Orion is now about 20,000 miles farther from Earth than the farthest the Apollo 13 spacecraft travelled during its 1970 mission. Apollo 13 was deemed a "successful failure" because NASA brought the crew safely back to Earth after aborting its lunar landing due to an explosion in the service module.
On Flight Day 13, Orion made it midway through its 25.5 day mission and is still amid its six-day distant retrograde orbit (DRO) of the Moon. Orion entered the fuel-saving DRO on Saturday and after this point will circle the moon and return to Earth with a planned splashdown in the Pacific Ocean on Sunday, December 11, after which NASA's Exploration Ground Systems team and the US Navy will recover it.
"Because of the unbelievable can-do spirit, Artemis I has had extraordinary success and has completed a series of history making events," said NASA Administrator Bill Nelson. "It's incredible just how smoothly this mission has gone, but this is a test. That's what we do – we test it and we stress it."
NASA engineers opted to skip Monday's planned orbital maintenance burn because Orion was already on the right trajectory in DRO. NASA is looking at adding seven more test objectives focusing on the spacecraft's thermal environment and propulsion system. The next major tests will be evaluated during entry, descent, splashdown and recovery. So far, 37% of test objectives have been accomplished or are in the process of being so.
As of Monday, approximately 5,640 pounds of propellants have been used, up from 3,715.7 pounds of propellant used by last Monday. NASA says Orion has currently used about 150 pounds less propellant than prelaunch expected values. It also has more than 2,000 pounds of margin beyond what teams plan to use for the Artemis I mission.
On Sunday, Artemis I team members tested the Orion's star trackers and began another reaction control thruster flight test. Orion's star trackers and inertial measurement units – which consist of gyros and three accelerometers – are critical parts of Orion's guidance, navigation and control system. The star trackers are important for measuring the positions of stars to help determine the spacecraft's orientation. The inertial measurement units help compute Orion's position, velocity, and attitude.

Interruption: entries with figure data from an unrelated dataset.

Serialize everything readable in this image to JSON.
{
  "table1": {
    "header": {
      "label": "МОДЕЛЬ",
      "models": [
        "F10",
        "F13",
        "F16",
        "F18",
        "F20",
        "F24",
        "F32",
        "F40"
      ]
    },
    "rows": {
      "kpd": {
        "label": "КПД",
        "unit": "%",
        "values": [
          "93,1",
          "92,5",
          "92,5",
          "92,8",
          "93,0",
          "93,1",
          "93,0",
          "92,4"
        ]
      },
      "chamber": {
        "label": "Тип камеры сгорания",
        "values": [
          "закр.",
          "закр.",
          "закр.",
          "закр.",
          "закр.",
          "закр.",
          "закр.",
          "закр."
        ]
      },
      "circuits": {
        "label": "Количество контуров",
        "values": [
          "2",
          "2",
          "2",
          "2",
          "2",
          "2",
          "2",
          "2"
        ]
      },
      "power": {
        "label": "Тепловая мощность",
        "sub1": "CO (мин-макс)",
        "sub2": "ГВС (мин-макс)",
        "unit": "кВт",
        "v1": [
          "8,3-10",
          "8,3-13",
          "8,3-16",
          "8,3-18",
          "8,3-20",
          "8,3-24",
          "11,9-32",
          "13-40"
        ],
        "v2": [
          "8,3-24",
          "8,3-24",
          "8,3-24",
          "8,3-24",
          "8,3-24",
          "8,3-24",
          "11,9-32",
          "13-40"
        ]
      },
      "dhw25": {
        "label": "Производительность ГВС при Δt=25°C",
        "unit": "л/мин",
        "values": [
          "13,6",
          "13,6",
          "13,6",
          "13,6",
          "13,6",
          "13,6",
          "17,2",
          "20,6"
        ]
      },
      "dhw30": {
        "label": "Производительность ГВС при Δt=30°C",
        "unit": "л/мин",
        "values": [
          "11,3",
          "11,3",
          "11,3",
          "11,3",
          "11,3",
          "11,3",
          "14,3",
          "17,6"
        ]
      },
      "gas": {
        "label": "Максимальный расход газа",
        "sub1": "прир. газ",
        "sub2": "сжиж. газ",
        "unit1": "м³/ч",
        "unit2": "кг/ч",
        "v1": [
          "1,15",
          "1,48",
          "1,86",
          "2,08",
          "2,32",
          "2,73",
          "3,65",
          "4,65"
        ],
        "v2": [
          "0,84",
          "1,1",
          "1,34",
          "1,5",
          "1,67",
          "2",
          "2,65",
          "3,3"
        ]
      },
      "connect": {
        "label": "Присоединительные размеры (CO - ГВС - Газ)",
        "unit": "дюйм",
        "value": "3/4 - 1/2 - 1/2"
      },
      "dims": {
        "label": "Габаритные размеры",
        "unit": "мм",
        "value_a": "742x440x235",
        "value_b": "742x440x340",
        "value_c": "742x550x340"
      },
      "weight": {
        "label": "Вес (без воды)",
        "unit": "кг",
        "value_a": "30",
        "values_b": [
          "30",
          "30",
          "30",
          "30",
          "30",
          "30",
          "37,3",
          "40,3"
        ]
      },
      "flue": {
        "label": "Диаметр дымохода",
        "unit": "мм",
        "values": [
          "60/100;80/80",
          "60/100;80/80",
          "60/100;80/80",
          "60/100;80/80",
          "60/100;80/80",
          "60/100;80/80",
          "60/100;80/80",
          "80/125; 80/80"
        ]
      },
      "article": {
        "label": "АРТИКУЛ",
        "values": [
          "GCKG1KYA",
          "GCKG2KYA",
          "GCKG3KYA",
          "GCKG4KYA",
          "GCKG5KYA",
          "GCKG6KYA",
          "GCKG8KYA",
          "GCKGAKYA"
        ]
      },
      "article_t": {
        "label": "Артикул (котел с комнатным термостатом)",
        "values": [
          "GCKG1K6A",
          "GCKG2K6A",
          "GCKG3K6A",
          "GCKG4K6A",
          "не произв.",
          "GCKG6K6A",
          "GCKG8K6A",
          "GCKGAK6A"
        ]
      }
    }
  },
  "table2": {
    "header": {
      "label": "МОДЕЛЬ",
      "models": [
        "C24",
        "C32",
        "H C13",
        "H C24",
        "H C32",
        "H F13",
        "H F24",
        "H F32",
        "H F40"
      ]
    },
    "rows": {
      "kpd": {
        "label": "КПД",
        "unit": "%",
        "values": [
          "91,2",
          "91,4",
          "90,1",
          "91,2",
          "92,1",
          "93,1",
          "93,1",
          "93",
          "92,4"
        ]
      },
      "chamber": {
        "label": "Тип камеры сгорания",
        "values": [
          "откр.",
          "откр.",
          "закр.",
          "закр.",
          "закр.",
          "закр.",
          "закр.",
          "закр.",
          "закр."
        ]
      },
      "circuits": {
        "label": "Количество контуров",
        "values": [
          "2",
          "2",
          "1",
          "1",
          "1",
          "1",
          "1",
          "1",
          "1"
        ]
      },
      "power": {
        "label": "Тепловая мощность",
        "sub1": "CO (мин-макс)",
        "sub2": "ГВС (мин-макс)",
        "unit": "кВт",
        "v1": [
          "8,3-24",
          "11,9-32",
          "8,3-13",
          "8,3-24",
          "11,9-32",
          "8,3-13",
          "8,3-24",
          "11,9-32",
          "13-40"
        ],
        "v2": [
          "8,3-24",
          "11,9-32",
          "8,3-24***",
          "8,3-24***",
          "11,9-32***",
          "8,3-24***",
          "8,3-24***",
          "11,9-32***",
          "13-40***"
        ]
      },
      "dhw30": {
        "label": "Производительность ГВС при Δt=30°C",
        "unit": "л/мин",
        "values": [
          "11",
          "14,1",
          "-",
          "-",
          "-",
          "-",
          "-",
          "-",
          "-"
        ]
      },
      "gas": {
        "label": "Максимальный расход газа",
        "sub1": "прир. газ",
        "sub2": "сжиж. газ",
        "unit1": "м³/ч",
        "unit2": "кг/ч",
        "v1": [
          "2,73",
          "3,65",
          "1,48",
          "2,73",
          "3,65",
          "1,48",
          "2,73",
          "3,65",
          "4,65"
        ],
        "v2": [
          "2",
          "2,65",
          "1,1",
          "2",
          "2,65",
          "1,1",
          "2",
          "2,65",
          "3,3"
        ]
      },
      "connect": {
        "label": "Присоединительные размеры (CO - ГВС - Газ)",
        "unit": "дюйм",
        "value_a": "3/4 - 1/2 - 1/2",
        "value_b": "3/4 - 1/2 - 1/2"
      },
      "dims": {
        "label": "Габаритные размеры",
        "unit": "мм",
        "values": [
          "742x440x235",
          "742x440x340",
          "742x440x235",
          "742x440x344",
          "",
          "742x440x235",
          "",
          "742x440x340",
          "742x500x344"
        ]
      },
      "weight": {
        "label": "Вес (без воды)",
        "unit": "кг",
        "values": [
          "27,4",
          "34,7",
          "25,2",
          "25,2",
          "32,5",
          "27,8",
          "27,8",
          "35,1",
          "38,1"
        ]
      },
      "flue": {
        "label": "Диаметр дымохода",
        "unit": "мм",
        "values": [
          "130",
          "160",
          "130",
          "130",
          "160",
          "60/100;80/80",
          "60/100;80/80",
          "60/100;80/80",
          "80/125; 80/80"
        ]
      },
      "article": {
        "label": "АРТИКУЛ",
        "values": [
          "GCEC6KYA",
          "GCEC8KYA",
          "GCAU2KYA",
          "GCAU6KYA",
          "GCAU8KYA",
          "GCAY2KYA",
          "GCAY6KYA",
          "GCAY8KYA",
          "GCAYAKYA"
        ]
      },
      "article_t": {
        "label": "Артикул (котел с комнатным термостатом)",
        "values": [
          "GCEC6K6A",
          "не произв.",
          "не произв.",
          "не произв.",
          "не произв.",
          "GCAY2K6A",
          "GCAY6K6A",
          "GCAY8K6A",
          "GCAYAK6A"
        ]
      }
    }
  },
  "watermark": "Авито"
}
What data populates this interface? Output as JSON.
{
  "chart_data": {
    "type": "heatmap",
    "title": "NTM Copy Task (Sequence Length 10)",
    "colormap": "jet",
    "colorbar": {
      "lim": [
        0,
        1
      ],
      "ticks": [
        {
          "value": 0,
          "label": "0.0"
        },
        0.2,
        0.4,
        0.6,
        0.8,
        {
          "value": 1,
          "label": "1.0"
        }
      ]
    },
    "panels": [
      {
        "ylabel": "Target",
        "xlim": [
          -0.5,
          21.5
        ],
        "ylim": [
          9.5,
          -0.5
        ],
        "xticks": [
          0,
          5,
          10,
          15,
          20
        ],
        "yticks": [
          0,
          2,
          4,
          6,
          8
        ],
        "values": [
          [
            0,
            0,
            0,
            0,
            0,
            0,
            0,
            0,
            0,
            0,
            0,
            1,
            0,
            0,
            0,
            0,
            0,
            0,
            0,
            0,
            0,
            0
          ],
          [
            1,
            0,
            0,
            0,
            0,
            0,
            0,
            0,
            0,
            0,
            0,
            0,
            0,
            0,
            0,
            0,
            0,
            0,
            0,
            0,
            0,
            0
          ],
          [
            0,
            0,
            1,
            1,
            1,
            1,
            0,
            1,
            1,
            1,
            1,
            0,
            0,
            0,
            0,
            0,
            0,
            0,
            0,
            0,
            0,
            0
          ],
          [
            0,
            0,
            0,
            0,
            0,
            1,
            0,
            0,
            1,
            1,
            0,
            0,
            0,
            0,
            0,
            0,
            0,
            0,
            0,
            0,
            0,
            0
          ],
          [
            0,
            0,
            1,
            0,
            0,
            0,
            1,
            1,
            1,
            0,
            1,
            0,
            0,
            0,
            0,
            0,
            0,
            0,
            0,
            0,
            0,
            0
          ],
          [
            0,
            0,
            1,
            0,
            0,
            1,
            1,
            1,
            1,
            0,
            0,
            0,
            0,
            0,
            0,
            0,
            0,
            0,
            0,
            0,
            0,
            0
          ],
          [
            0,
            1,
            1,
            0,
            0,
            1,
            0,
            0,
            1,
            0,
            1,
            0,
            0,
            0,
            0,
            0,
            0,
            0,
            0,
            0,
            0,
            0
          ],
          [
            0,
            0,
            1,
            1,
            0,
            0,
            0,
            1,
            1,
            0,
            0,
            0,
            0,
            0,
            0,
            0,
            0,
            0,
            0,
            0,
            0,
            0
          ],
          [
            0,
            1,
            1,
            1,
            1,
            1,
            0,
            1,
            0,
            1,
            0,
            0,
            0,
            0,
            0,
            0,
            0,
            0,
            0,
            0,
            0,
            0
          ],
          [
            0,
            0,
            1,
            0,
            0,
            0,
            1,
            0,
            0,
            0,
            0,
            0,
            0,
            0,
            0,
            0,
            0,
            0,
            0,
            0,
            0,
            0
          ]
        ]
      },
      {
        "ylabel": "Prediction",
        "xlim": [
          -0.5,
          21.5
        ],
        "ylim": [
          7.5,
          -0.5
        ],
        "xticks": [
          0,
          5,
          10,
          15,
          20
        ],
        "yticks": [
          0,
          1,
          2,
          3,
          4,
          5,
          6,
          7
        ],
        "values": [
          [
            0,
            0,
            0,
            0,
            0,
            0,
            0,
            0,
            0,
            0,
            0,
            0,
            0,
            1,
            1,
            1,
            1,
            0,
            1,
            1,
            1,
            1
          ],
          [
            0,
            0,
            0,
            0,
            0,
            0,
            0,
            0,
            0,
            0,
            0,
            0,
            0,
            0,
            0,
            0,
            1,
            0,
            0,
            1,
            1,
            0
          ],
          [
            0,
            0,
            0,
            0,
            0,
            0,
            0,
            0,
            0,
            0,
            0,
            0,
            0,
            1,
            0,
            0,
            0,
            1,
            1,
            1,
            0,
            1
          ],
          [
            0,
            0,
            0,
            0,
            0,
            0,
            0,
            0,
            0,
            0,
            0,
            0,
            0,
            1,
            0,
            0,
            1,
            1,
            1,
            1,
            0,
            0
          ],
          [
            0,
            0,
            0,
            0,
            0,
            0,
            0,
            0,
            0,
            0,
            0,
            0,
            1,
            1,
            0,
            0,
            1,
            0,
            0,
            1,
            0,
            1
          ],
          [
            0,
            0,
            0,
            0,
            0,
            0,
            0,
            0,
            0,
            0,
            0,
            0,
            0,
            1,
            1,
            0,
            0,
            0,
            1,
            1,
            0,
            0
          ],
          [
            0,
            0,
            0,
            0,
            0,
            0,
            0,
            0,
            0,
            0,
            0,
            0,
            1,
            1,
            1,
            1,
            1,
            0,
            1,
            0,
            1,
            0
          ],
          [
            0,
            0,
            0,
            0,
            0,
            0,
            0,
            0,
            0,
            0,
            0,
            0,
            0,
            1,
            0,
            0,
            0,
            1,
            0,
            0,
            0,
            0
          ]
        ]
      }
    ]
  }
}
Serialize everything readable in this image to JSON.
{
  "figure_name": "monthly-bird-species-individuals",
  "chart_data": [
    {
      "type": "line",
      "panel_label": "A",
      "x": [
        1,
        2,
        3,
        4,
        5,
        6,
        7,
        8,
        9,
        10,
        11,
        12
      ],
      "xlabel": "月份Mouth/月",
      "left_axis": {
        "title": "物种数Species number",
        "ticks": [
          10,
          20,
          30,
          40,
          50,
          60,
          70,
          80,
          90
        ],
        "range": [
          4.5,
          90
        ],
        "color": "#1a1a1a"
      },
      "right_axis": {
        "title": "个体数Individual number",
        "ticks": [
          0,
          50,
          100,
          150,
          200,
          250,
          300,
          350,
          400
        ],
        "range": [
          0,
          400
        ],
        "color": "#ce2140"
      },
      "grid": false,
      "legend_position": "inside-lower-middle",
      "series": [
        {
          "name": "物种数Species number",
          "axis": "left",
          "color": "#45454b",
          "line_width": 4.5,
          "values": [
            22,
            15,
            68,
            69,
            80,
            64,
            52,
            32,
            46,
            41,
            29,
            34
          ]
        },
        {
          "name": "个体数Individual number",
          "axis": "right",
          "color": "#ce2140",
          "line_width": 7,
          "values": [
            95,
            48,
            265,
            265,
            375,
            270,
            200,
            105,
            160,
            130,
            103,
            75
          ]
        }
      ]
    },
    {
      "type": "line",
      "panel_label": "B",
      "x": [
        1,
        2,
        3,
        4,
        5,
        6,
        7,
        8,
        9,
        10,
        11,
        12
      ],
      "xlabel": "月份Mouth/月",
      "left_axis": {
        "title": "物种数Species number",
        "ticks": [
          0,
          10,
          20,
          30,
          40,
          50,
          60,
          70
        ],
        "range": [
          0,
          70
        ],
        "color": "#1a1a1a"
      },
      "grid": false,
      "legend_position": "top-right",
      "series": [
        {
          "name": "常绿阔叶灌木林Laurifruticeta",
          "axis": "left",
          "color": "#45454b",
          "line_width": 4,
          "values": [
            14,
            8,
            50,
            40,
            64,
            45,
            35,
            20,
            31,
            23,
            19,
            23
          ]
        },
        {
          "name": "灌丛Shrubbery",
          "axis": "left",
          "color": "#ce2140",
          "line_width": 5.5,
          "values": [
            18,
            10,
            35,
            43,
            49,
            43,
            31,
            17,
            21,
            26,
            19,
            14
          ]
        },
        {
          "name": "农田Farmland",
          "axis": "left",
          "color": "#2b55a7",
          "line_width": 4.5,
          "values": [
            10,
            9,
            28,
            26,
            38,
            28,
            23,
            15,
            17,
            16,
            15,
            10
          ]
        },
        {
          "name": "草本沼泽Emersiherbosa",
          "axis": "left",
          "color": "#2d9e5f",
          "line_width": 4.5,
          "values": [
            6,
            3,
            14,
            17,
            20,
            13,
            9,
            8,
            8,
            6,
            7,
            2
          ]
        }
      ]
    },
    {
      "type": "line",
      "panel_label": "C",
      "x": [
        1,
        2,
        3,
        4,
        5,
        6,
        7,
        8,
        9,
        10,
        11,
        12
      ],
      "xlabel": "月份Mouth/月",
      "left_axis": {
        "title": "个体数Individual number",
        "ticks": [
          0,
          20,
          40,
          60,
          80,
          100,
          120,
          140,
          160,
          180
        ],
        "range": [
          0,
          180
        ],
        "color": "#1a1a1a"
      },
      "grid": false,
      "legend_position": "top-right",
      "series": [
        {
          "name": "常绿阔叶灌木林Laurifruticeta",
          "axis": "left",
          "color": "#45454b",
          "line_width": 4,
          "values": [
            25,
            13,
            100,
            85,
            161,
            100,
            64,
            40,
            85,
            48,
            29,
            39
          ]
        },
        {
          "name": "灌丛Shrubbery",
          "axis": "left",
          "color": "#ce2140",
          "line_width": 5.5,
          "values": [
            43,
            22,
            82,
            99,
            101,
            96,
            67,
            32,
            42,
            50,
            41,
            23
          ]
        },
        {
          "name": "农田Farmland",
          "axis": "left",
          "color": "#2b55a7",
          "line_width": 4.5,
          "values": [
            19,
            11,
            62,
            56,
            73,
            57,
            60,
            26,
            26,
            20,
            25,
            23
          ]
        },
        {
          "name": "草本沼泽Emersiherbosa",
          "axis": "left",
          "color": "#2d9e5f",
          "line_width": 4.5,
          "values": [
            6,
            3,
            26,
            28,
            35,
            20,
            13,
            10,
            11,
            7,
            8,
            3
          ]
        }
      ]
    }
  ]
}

NASA teams on Sunday also tested the Callisto payload onboard Orion. Lockheed Martin teamed up with Amazon and Cisco for the Callisto video comms and AI voice setup, which is located in Orion's cabin. NASA is testing the Alexa voice-activated assistant and Cisco WebEx video technology in a deep space environment.
NASA planned to transmit video and audio from Mission Control Center at Johnson to Orion where video of the participants is displayed on a tablet and audio from a speaker, to test how this custom version of Alexa performs. Since Alexa in space can't quickly process information in the cloud on Earth, Callisto uses NASA's Deep Space Network and a local database aboard the spacecraft to communicate with Alexa and respond.